Gifts That Give Back to You
How can a gift pay you back?
Your gift to The College of New Jersey Foundation does not have to be made outright, because we offer gift plans that pay you income in return for your contribution. You can receive fixed or variable income, take payments for your lifetime or for a term of years, and direct the income to beneficiaries other than yourself. In essence, you make a contribution to us yet retain benefits from what you gave away.
Your charitable deduction is based on the full market value of the assets you gave, minus the present value of the income interest you retained. The higher the income payout, the lower the deduction.

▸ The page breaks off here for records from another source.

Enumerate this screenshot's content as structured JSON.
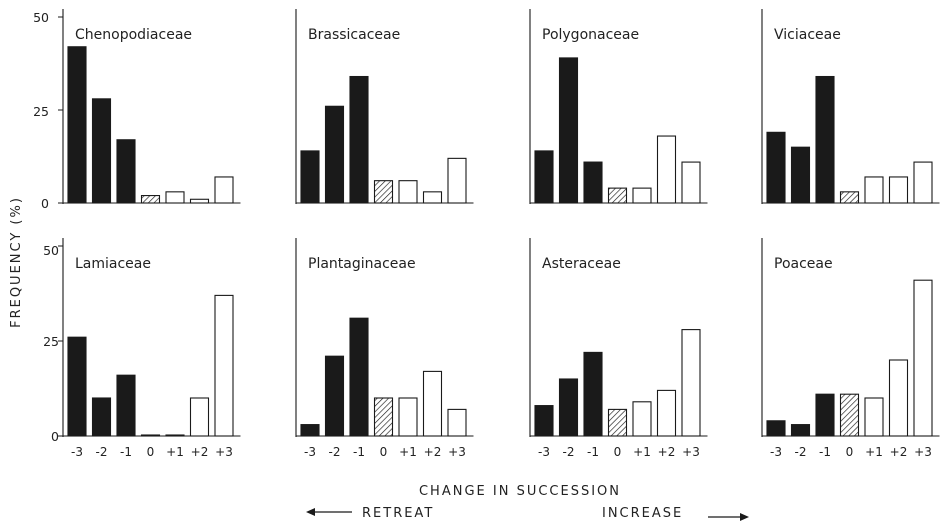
{
  "chart_data": {
    "type": "bar",
    "ylabel": "FREQUENCY (%)",
    "xlabel": "CHANGE IN SUCCESSION",
    "direction_left": "RETREAT",
    "direction_right": "INCREASE",
    "categories": [
      "-3",
      "-2",
      "-1",
      "0",
      "+1",
      "+2",
      "+3"
    ],
    "bar_styles": [
      "solid",
      "solid",
      "solid",
      "hatched",
      "open",
      "open",
      "open"
    ],
    "ylim": [
      0,
      50
    ],
    "yticks_top_row": [
      "0",
      "25",
      "50"
    ],
    "yticks_bottom_row": [
      "0",
      "25",
      "50"
    ],
    "panels": [
      {
        "name": "Chenopodiaceae",
        "values": [
          42,
          28,
          17,
          2,
          3,
          1,
          7
        ]
      },
      {
        "name": "Brassicaceae",
        "values": [
          14,
          26,
          34,
          6,
          6,
          3,
          12
        ]
      },
      {
        "name": "Polygonaceae",
        "values": [
          14,
          39,
          11,
          4,
          4,
          18,
          11
        ]
      },
      {
        "name": "Viciaceae",
        "values": [
          19,
          15,
          34,
          3,
          7,
          7,
          11
        ]
      },
      {
        "name": "Lamiaceae",
        "values": [
          26,
          10,
          16,
          0,
          0,
          10,
          37
        ]
      },
      {
        "name": "Plantaginaceae",
        "values": [
          3,
          21,
          31,
          10,
          10,
          17,
          7
        ]
      },
      {
        "name": "Asteraceae",
        "values": [
          8,
          15,
          22,
          7,
          9,
          12,
          28
        ]
      },
      {
        "name": "Poaceae",
        "values": [
          4,
          3,
          11,
          11,
          10,
          20,
          41
        ]
      }
    ]
  },
  "colors": {
    "ink": "#1a1a1a",
    "background": "#ffffff"
  }
}
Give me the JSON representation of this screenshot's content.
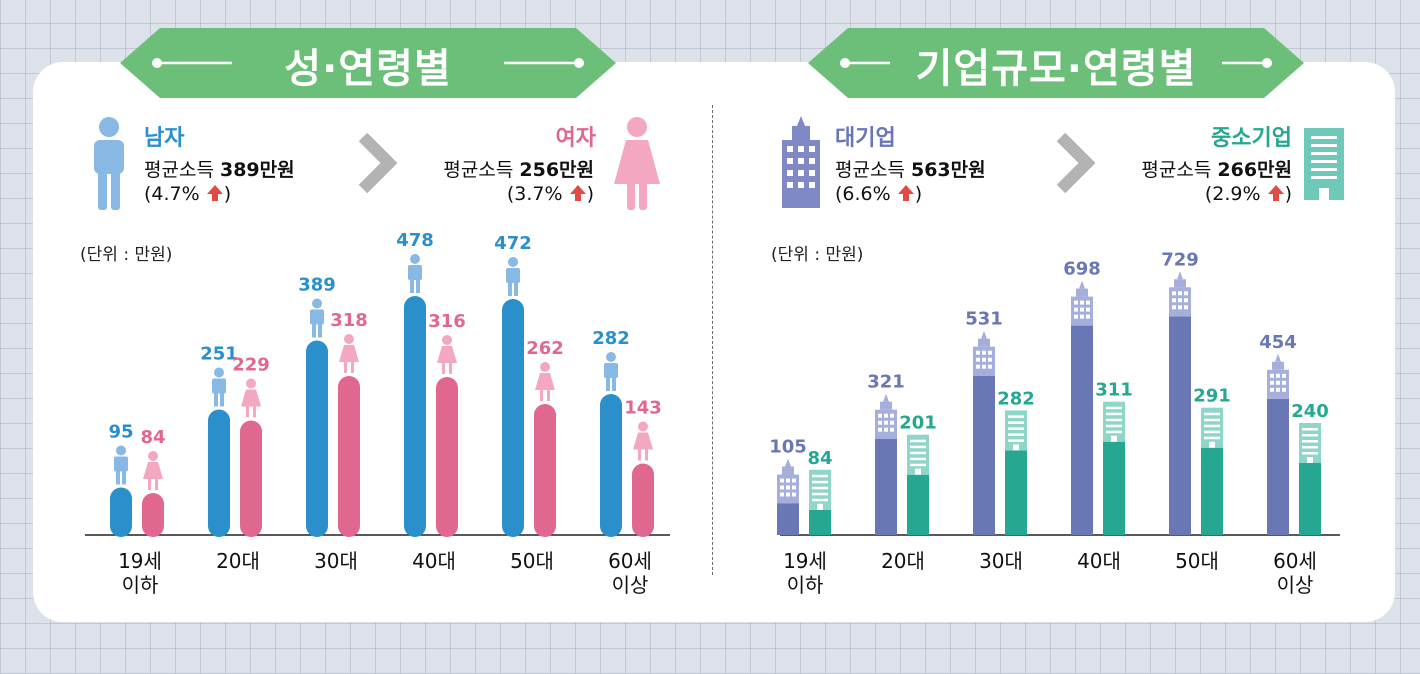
{
  "colors": {
    "banner": "#6cbf78",
    "male": "#2a8fca",
    "female": "#e0688f",
    "large": "#6977b5",
    "sme": "#26a792",
    "up_arrow": "#e14b43",
    "chevron": "#b3b3b3"
  },
  "left": {
    "banner_title": "성·연령별",
    "male": {
      "label": "남자",
      "income_label": "평균소득",
      "income_value": "389만원",
      "change": "(4.7%",
      "close": ")"
    },
    "female": {
      "label": "여자",
      "income_label": "평균소득",
      "income_value": "256만원",
      "change": "(3.7%",
      "close": ")"
    },
    "unit": "(단위 : 만원)"
  },
  "right": {
    "banner_title": "기업규모·연령별",
    "large": {
      "label": "대기업",
      "income_label": "평균소득",
      "income_value": "563만원",
      "change": "(6.6%",
      "close": ")"
    },
    "sme": {
      "label": "중소기업",
      "income_label": "평균소득",
      "income_value": "266만원",
      "change": "(2.9%",
      "close": ")"
    },
    "unit": "(단위 : 만원)"
  },
  "chart_data": [
    {
      "type": "bar",
      "title": "성·연령별",
      "categories": [
        "19세\n이하",
        "20대",
        "30대",
        "40대",
        "50대",
        "60세\n이상"
      ],
      "series": [
        {
          "name": "남자",
          "values": [
            95,
            251,
            389,
            478,
            472,
            282
          ]
        },
        {
          "name": "여자",
          "values": [
            84,
            229,
            318,
            316,
            262,
            143
          ]
        }
      ],
      "unit": "만원",
      "ylim": [
        0,
        500
      ]
    },
    {
      "type": "bar",
      "title": "기업규모·연령별",
      "categories": [
        "19세\n이하",
        "20대",
        "30대",
        "40대",
        "50대",
        "60세\n이상"
      ],
      "series": [
        {
          "name": "대기업",
          "values": [
            105,
            321,
            531,
            698,
            729,
            454
          ]
        },
        {
          "name": "중소기업",
          "values": [
            84,
            201,
            282,
            311,
            291,
            240
          ]
        }
      ],
      "unit": "만원",
      "ylim": [
        0,
        760
      ]
    }
  ]
}
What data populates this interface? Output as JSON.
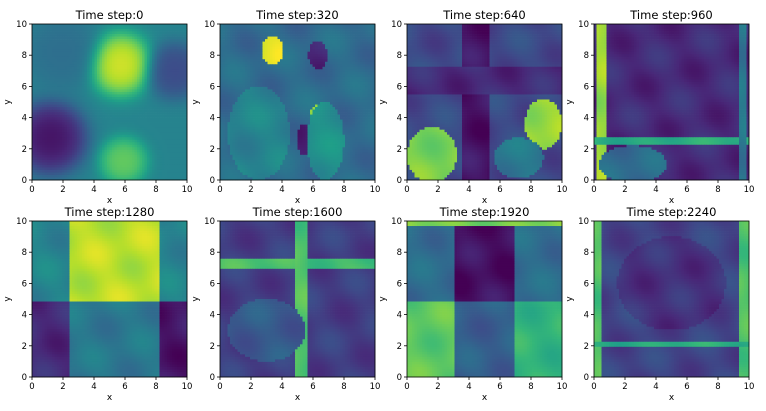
{
  "chart_data": {
    "type": "heatmap",
    "colormap": "viridis",
    "grid": false,
    "panels": [
      {
        "title": "Time step:0",
        "xlabel": "x",
        "ylabel": "y",
        "xlim": [
          0,
          10
        ],
        "ylim": [
          0,
          10
        ],
        "xticks": [
          "0",
          "2",
          "4",
          "6",
          "8",
          "10"
        ],
        "yticks": [
          "0",
          "2",
          "4",
          "6",
          "8",
          "10"
        ],
        "field": "smooth",
        "features": [
          {
            "x": 5.7,
            "y": 7.4,
            "value": 1.0,
            "spread": 1.3
          },
          {
            "x": 1.2,
            "y": 2.7,
            "value": 0.0,
            "spread": 1.5
          },
          {
            "x": 5.9,
            "y": 1.2,
            "value": 0.8,
            "spread": 1.0
          },
          {
            "x": 2.0,
            "y": 8.2,
            "value": 0.35,
            "spread": 1.6
          },
          {
            "x": 9.2,
            "y": 7.0,
            "value": 0.2,
            "spread": 1.2
          }
        ]
      },
      {
        "title": "Time step:320",
        "xlabel": "x",
        "ylabel": "y",
        "xlim": [
          0,
          10
        ],
        "ylim": [
          0,
          10
        ],
        "xticks": [
          "0",
          "2",
          "4",
          "6",
          "8",
          "10"
        ],
        "yticks": [
          "0",
          "2",
          "4",
          "6",
          "8",
          "10"
        ],
        "field": "regions",
        "background": 0.35,
        "features": [
          {
            "kind": "blob",
            "x": 3.4,
            "y": 8.3,
            "rx": 0.7,
            "ry": 0.9,
            "value": 0.95
          },
          {
            "kind": "blob",
            "x": 6.3,
            "y": 4.0,
            "rx": 0.5,
            "ry": 0.8,
            "value": 0.8
          },
          {
            "kind": "blob",
            "x": 5.4,
            "y": 2.6,
            "rx": 0.4,
            "ry": 1.0,
            "value": 0.1
          },
          {
            "kind": "blob",
            "x": 6.3,
            "y": 8.0,
            "rx": 0.6,
            "ry": 0.9,
            "value": 0.12
          },
          {
            "kind": "blob",
            "x": 6.8,
            "y": 2.5,
            "rx": 1.2,
            "ry": 2.5,
            "value": 0.5
          },
          {
            "kind": "blob",
            "x": 2.5,
            "y": 3.0,
            "rx": 2.0,
            "ry": 3.0,
            "value": 0.45
          }
        ]
      },
      {
        "title": "Time step:640",
        "xlabel": "x",
        "ylabel": "y",
        "xlim": [
          0,
          10
        ],
        "ylim": [
          0,
          10
        ],
        "xticks": [
          "0",
          "2",
          "4",
          "6",
          "8",
          "10"
        ],
        "yticks": [
          "0",
          "2",
          "4",
          "6",
          "8",
          "10"
        ],
        "field": "regions",
        "background": 0.22,
        "features": [
          {
            "kind": "vband",
            "x0": 3.6,
            "x1": 5.4,
            "value": 0.05
          },
          {
            "kind": "hband",
            "y0": 5.5,
            "y1": 7.3,
            "value": 0.12
          },
          {
            "kind": "blob",
            "x": 1.6,
            "y": 1.6,
            "rx": 1.6,
            "ry": 1.8,
            "value": 0.8
          },
          {
            "kind": "blob",
            "x": 8.8,
            "y": 3.6,
            "rx": 1.2,
            "ry": 1.6,
            "value": 0.85
          },
          {
            "kind": "blob",
            "x": 7.2,
            "y": 1.4,
            "rx": 1.6,
            "ry": 1.3,
            "value": 0.4
          }
        ]
      },
      {
        "title": "Time step:960",
        "xlabel": "x",
        "ylabel": "y",
        "xlim": [
          0,
          10
        ],
        "ylim": [
          0,
          10
        ],
        "xticks": [
          "0",
          "2",
          "4",
          "6",
          "8",
          "10"
        ],
        "yticks": [
          "0",
          "2",
          "4",
          "6",
          "8",
          "10"
        ],
        "field": "regions",
        "background": 0.12,
        "features": [
          {
            "kind": "vband",
            "x0": 0.1,
            "x1": 0.8,
            "value": 0.85
          },
          {
            "kind": "hband",
            "y0": 2.3,
            "y1": 2.8,
            "value": 0.62
          },
          {
            "kind": "vband",
            "x0": 9.3,
            "x1": 9.9,
            "value": 0.4
          },
          {
            "kind": "blob",
            "x": 2.5,
            "y": 1.0,
            "rx": 2.2,
            "ry": 1.2,
            "value": 0.35
          }
        ]
      },
      {
        "title": "Time step:1280",
        "xlabel": "x",
        "ylabel": "y",
        "xlim": [
          0,
          10
        ],
        "ylim": [
          0,
          10
        ],
        "xticks": [
          "0",
          "2",
          "4",
          "6",
          "8",
          "10"
        ],
        "yticks": [
          "0",
          "2",
          "4",
          "6",
          "8",
          "10"
        ],
        "field": "regions",
        "background": 0.45,
        "features": [
          {
            "kind": "rect",
            "x0": 2.4,
            "x1": 8.2,
            "y0": 4.8,
            "y1": 10.0,
            "value": 0.9
          },
          {
            "kind": "rect",
            "x0": 0.0,
            "x1": 2.4,
            "y0": 0.0,
            "y1": 4.8,
            "value": 0.12
          },
          {
            "kind": "rect",
            "x0": 8.2,
            "x1": 10.0,
            "y0": 0.0,
            "y1": 4.8,
            "value": 0.06
          },
          {
            "kind": "rect",
            "x0": 2.4,
            "x1": 8.2,
            "y0": 0.0,
            "y1": 4.8,
            "value": 0.4
          }
        ]
      },
      {
        "title": "Time step:1600",
        "xlabel": "x",
        "ylabel": "y",
        "xlim": [
          0,
          10
        ],
        "ylim": [
          0,
          10
        ],
        "xticks": [
          "0",
          "2",
          "4",
          "6",
          "8",
          "10"
        ],
        "yticks": [
          "0",
          "2",
          "4",
          "6",
          "8",
          "10"
        ],
        "field": "regions",
        "background": 0.18,
        "features": [
          {
            "kind": "hband",
            "y0": 6.9,
            "y1": 7.5,
            "value": 0.7
          },
          {
            "kind": "vband",
            "x0": 4.8,
            "x1": 5.6,
            "value": 0.72
          },
          {
            "kind": "blob",
            "x": 3.0,
            "y": 3.0,
            "rx": 2.5,
            "ry": 2.0,
            "value": 0.28
          }
        ]
      },
      {
        "title": "Time step:1920",
        "xlabel": "x",
        "ylabel": "y",
        "xlim": [
          0,
          10
        ],
        "ylim": [
          0,
          10
        ],
        "xticks": [
          "0",
          "2",
          "4",
          "6",
          "8",
          "10"
        ],
        "yticks": [
          "0",
          "2",
          "4",
          "6",
          "8",
          "10"
        ],
        "field": "regions",
        "background": 0.35,
        "features": [
          {
            "kind": "rect",
            "x0": 3.0,
            "x1": 6.9,
            "y0": 4.8,
            "y1": 9.6,
            "value": 0.04
          },
          {
            "kind": "rect",
            "x0": 0.0,
            "x1": 3.0,
            "y0": 0.0,
            "y1": 4.8,
            "value": 0.75
          },
          {
            "kind": "rect",
            "x0": 6.9,
            "x1": 10.0,
            "y0": 0.0,
            "y1": 4.8,
            "value": 0.65
          },
          {
            "kind": "hband",
            "y0": 9.6,
            "y1": 10.0,
            "value": 0.8
          },
          {
            "kind": "rect",
            "x0": 3.0,
            "x1": 6.9,
            "y0": 0.0,
            "y1": 4.8,
            "value": 0.3
          }
        ]
      },
      {
        "title": "Time step:2240",
        "xlabel": "x",
        "ylabel": "y",
        "xlim": [
          0,
          10
        ],
        "ylim": [
          0,
          10
        ],
        "xticks": [
          "0",
          "2",
          "4",
          "6",
          "8",
          "10"
        ],
        "yticks": [
          "0",
          "2",
          "4",
          "6",
          "8",
          "10"
        ],
        "field": "regions",
        "background": 0.2,
        "features": [
          {
            "kind": "vband",
            "x0": 0.0,
            "x1": 0.5,
            "value": 0.72
          },
          {
            "kind": "vband",
            "x0": 9.4,
            "x1": 10.0,
            "value": 0.72
          },
          {
            "kind": "hband",
            "y0": 1.9,
            "y1": 2.3,
            "value": 0.62
          },
          {
            "kind": "blob",
            "x": 5.0,
            "y": 6.0,
            "rx": 3.5,
            "ry": 3.0,
            "value": 0.14
          }
        ]
      }
    ]
  }
}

These flexible, creative gifts address a variety of your planning objectives. For our part, the return of income allows you to consider a more substantial gift to us than you might be able to afford in an outright format. Even though we cannot use these gifts until the death of the last income beneficiary, they give us long-term financial strength that will sustain us in the future.
Charitable Gift Annuity
A charitable gift annuity is a simple contract between you and a charitable organization that pays you a fixed dollar amount (an annuity) for your lifetime and that of another individual, if desired, based upon your age (s) at the time o your gift. The older you are, the higher the annuity. If you use appreciated property, such as stocks, to fund the gift annuity, you will escape the capital gains tax on the gift portion of the transaction and the remaining gain will be apportioned over your lifetime. This is a wonderful way to increase income from stocks that pay small dividends and carry heavy capital gains.
A Deferred Charitable Gift Annuity
A deferred charitable gift annuity offers current tax benefits but delays the income until you reach a specified age. In exchange for agreeing to defer your income for a period of time, you will receive a higher interest rate, depending on your age and length of the deferral period. If you are considering a gift annuity, but do not need the income immediately, you may wish to compare the benefits of a deferred gift annuity to determine which method is most advantageous.
Another variation is the flexible deferred charitable gift annuity. With this plan, you do not have to choose a date to begin payments in advance. You can elect to wait a period no sooner than 10 years, but no more than 20 years. With this plan, however, the charitable deduction is determined by the payout’s lowest possible starting date, which would be a minimum of 10 years.
A Charitable Remainder Annuity Trust (CRAT)
A charitable remainder trust is a trust that will pay the donor (and one or more other named beneficiaries, if desired) a specified annuity income either for life or for a period of time not to exceed 20 years.
A charitable remainder unitrust or CRUT has many of the same attributes as CRAT, but with more flexibility and planning opportunities.
Pooled Income Fund
A pooled income fund is a common trust fund established and maintained by a charitable organization to receive contributions from many individual donors. The donors to the fund retain an income interest in the fund for their lifetimes. The payout to income beneficiaries is determined by the interest and dividends earned by the fund each year.
N.B. The College of New Jersey does not currently offer a Pooled Income Fund.